The final Cubs team he led batted .220; only the Rangers and Reds were worse that season – that team was the canary in the coal mine.
Just be careful of unintended consequences, MLB.
The hitters may not catch up because of the home run, walk, or strikeout approach that has been created by the new breed of Nerd leadership.
Pace of play needs to be better, but so does quality of play – and all these moves made to please Gen-Z could have a range of effects on the game.
The quest to make MLB into TikTok could have serious consequences.
Mitch White #45 of the Toronto Blue Jays has troubles with the PitchCom System against the Minnesota Twins in the fifth inning of the game at Target Field on August 6, 2022 in Minneapolis, Minnesota. The Twins defeated the Blue Jays 7-3. (Photo by David Berding/Getty Images)
“You don’t need to speed up the game,’’ one wise baseball man told me. “You just have to get rid of the bleeping bullshit. And it’s mostly players and then the coaches and the manager gets conditioned. The umpires get conditioned. It’s everybody’s fault.”

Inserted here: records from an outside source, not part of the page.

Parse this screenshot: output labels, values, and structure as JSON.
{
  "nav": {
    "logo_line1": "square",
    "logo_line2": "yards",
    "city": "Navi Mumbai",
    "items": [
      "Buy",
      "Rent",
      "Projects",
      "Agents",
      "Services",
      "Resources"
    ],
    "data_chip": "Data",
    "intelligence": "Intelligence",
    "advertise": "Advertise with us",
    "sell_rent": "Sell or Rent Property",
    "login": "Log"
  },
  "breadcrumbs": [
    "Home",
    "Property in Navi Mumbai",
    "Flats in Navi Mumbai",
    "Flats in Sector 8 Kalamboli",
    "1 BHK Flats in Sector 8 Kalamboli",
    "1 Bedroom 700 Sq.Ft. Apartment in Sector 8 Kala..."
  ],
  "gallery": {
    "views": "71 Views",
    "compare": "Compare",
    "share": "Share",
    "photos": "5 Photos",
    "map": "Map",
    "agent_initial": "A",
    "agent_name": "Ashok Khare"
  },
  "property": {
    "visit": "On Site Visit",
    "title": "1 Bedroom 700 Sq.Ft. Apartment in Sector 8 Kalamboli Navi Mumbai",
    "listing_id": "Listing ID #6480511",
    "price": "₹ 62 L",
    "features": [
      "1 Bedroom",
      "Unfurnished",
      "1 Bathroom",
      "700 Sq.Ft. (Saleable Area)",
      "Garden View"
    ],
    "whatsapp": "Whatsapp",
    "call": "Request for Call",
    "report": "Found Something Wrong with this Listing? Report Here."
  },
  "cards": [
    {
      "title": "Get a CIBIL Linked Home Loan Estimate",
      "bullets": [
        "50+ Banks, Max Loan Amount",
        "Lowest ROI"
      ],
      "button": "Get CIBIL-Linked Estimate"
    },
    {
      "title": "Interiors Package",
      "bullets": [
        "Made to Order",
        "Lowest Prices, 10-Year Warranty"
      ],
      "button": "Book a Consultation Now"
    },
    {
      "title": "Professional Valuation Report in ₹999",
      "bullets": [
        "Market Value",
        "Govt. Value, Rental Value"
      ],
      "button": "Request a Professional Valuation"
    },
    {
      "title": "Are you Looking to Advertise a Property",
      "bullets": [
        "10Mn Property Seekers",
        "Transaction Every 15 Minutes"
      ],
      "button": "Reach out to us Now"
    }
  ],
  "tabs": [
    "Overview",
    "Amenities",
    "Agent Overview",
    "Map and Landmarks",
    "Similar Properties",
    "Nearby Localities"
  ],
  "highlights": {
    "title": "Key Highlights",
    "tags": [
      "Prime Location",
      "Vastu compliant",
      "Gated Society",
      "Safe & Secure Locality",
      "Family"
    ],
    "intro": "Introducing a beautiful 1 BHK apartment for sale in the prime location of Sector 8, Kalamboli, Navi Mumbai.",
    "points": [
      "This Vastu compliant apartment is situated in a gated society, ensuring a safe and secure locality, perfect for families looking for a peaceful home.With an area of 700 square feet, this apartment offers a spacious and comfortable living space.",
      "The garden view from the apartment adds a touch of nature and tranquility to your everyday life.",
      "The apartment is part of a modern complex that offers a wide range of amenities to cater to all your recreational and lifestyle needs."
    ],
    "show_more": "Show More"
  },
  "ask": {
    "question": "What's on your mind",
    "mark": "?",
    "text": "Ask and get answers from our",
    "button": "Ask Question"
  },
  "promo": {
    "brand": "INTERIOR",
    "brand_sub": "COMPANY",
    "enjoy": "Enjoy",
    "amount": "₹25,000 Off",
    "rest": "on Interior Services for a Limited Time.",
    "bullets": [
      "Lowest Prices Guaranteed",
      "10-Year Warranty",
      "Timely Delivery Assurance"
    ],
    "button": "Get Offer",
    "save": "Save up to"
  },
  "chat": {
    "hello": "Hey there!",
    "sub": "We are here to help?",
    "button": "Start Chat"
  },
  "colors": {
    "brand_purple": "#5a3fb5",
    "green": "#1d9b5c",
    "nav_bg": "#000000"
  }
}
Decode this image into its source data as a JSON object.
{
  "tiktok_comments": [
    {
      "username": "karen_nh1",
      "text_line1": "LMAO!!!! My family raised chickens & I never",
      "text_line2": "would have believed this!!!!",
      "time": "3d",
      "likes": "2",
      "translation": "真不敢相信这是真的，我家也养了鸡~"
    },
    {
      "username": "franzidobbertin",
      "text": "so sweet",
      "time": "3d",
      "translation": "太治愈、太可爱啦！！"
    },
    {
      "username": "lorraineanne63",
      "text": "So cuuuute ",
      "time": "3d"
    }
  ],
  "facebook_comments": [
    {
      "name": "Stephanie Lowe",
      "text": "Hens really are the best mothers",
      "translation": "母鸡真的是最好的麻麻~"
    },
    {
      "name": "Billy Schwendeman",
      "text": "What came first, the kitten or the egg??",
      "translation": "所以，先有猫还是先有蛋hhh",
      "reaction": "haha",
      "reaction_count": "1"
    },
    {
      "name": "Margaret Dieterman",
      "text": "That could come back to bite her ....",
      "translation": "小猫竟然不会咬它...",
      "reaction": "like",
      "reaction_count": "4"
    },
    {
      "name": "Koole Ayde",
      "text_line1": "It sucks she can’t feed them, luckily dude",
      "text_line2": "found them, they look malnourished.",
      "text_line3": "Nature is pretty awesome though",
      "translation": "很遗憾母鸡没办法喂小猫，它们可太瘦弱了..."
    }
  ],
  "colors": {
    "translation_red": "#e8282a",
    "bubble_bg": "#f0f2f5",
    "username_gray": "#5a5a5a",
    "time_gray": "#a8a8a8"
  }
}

“Who started that bullshit where the pitching coach does that slow walk?’’ he said, totally frustrated. “That’s because they were old fat guys back in the day at the big league level and they couldn’t walk any faster. They’re all young guys now, get your ass out there. It’s one thing if you are trying to get a guy hot, you screwed up, you got the reliever up late, or stuff just went against your club; but you are not pulling the guy, get your ass out there. That’s why I loved Doug Brocail when he was pitching coach with the Astros. He would sprint out there every time. He knew exactly what he was going to say when he got there, he would hit the guy in the ass and he would sprint back, and I would just laugh. Brocail would shave about five minutes off every game.”
“And you know who have slowed it up more in the last 5-10 years? Hitters,’’ he continued. “And the shittier the hitter, the slower he goes. Always pay attention when you see a guy go down 0-2. And in the minor leagues, that guy will walk around and stare at his bat and you just want to scream at him: ‘You suck! Go bleeping home!’ They’re the worst.’’
Of course these hitters have been empowered by the never-ending parade of mental skills coaches.
Our critic admits he’s impatient and is looking forward to seeing how all this plays out but added this telling comment, something I have preached. “You can’t have somebody telling you this, it has to come from the players first on the big league level because the kids all mimic what they see on the big league level.’’
“It’s not five minutes here and seven minutes here, it’s 15 seconds here, 30 seconds there, two minutes here for this replay or some bullshit that is going on. It all piles up.’’
So players, get your mind right before the at-bat, get your mind right before the game. Don’t overthink this. Don’t let the clock run your at-bat, get the mindset you will get in the box and take your hacks like it was the 1970s.
The worst thing that could happen is that clock infractions will be called and then there will be delays in discussing the delay.
Having said all that, there is nothing wrong in the biggest moments of the game with composing yourself on the mound or at the plate to take a few extra seconds. Fans like that built-in tension so there should be a little wiggle room in those spots, instead of a one size fits all pitch clock.
But that would mean the people in charge of the game recognize those precious moments. And they don’t.